Uma das tarefas essenciais do Estado é regular a conduta dos cidadãos

por meio de normas objetivas sem as quais a vida em sociedade seria

praticamente impossível. São assim estabelecidas regras para

regulamentar a convivência entre as pessoas e as relações destas com o

próprio Estado, impondo aos seus destinatários determinados deveres,

genéricos e concretos, aos quais correspondem os respectivos direitos ou

poderes das demais pessoas ou do Estado. Esse conjunto de normas,

denominado direito objetivo, exterioriza a vontade do Estado quanto à

regulamentação das relações sociais, entre indivíduos, entre organismos

do Estado ou entre uns e outros. Disso resulta que é lícito um

comportamento que está autorizado ou não está vedado pelas normas

jurídicas.
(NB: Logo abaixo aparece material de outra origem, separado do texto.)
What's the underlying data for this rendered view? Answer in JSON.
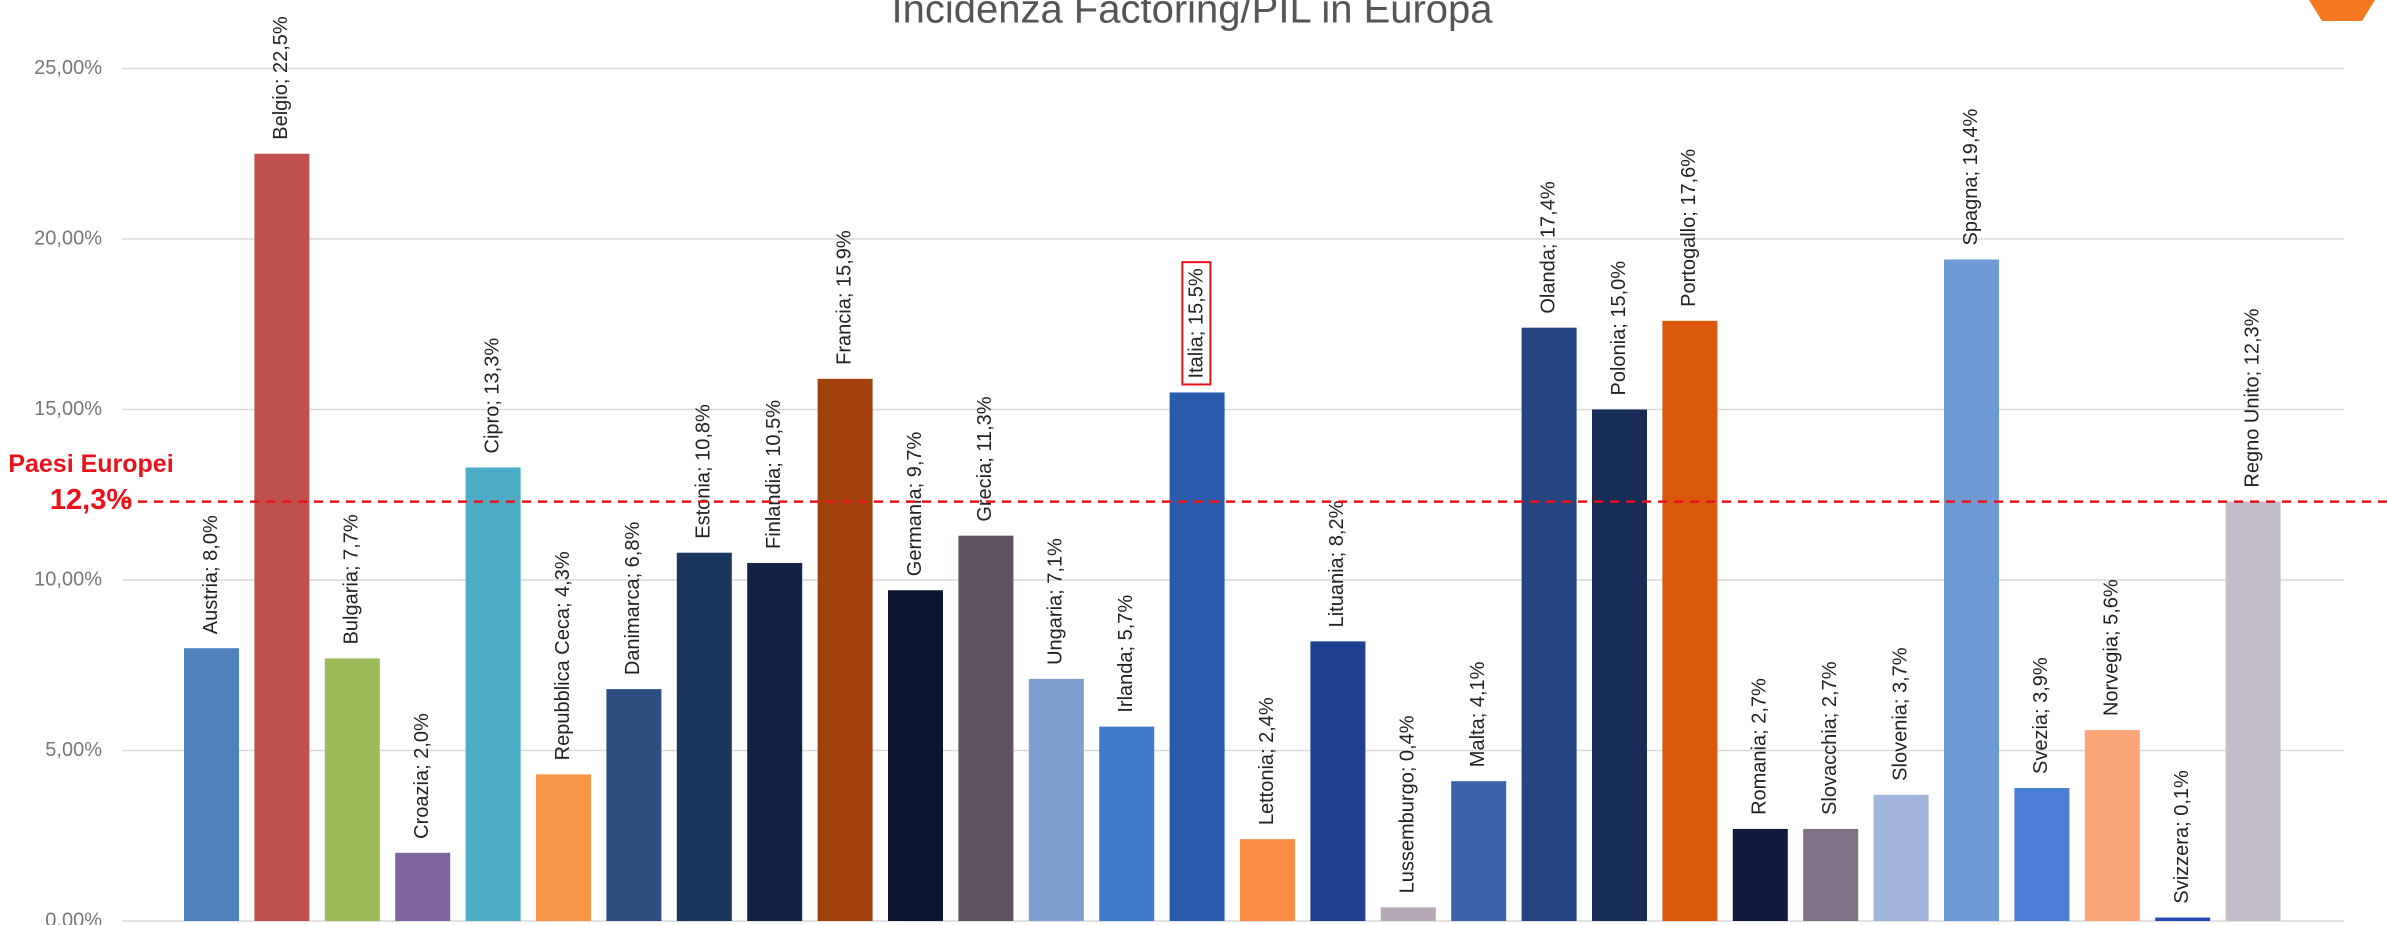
{
  "chart_data": {
    "type": "bar",
    "title": "Incidenza Factoring/PIL in Europa",
    "values": [
      8.0,
      22.5,
      7.7,
      2.0,
      13.3,
      4.3,
      6.8,
      10.8,
      10.5,
      15.9,
      9.7,
      11.3,
      7.1,
      5.7,
      15.5,
      2.4,
      8.2,
      0.4,
      4.1,
      17.4,
      15.0,
      17.6,
      2.7,
      2.7,
      3.7,
      19.4,
      3.9,
      5.6,
      0.1,
      12.3
    ],
    "value_labels": [
      "Austria; 8,0%",
      "Belgio; 22,5%",
      "Bulgaria; 7,7%",
      "Croazia; 2,0%",
      "Cipro; 13,3%",
      "Repubblica Ceca; 4,3%",
      "Danimarca; 6,8%",
      "Estonia; 10,8%",
      "Finlandia; 10,5%",
      "Francia; 15,9%",
      "Germania; 9,7%",
      "Grecia; 11,3%",
      "Ungaria; 7,1%",
      "Irlanda; 5,7%",
      "Italia; 15,5%",
      "Lettonia; 2,4%",
      "Lituania; 8,2%",
      "Lussemburgo; 0,4%",
      "Malta; 4,1%",
      "Olanda; 17,4%",
      "Polonia; 15,0%",
      "Portogallo; 17,6%",
      "Romania; 2,7%",
      "Slovacchia; 2,7%",
      "Slovenia; 3,7%",
      "Spagna; 19,4%",
      "Svezia; 3,9%",
      "Norvegia; 5,6%",
      "Svizzera; 0,1%",
      "Regno Unito; 12,3%"
    ],
    "colors": [
      "#4f81bd",
      "#c0504d",
      "#9bbb59",
      "#8064a2",
      "#4bacc6",
      "#f79646",
      "#2c4d7f",
      "#1b365d",
      "#132344",
      "#a0410e",
      "#0c1630",
      "#5f5262",
      "#7f9fd2",
      "#3f79cb",
      "#2a5cad",
      "#fb8c44",
      "#1f3f8f",
      "#b5a8b5",
      "#3d64ab",
      "#24457f",
      "#172c56",
      "#d9580b",
      "#111a3e",
      "#7f7285",
      "#a0b4dc",
      "#6e9ad6",
      "#4a7fd5",
      "#fba677",
      "#2546b8",
      "#c3bccb"
    ],
    "highlight": 14,
    "ylim": [
      0,
      25
    ],
    "yticks": [
      {
        "value": 0,
        "label": "0,00%"
      },
      {
        "value": 5,
        "label": "5,00%"
      },
      {
        "value": 10,
        "label": "10,00%"
      },
      {
        "value": 15,
        "label": "15,00%"
      },
      {
        "value": 20,
        "label": "20,00%"
      },
      {
        "value": 25,
        "label": "25,00%"
      }
    ],
    "grid": true,
    "reference": {
      "value": 12.3,
      "label": "Paesi Europei",
      "value_label": "12,3%",
      "color": "#e8121b"
    }
  }
}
Essa possibilidade de comportamento autorizado constitui o

direito subjetivo, faculdade ou poder que se outorga a um sujeito para a

satisfação de seus interesses tutelados por uma norma de direito objetivo.

Mas o direito objetivo, ao mesmo tempo em que possibilita as atividades

lícitas, é um sistema de limites aos poderes e faculdades do cidadão, que

está obrigado pelo dever de respeito aos direitos alheios ou do Estado.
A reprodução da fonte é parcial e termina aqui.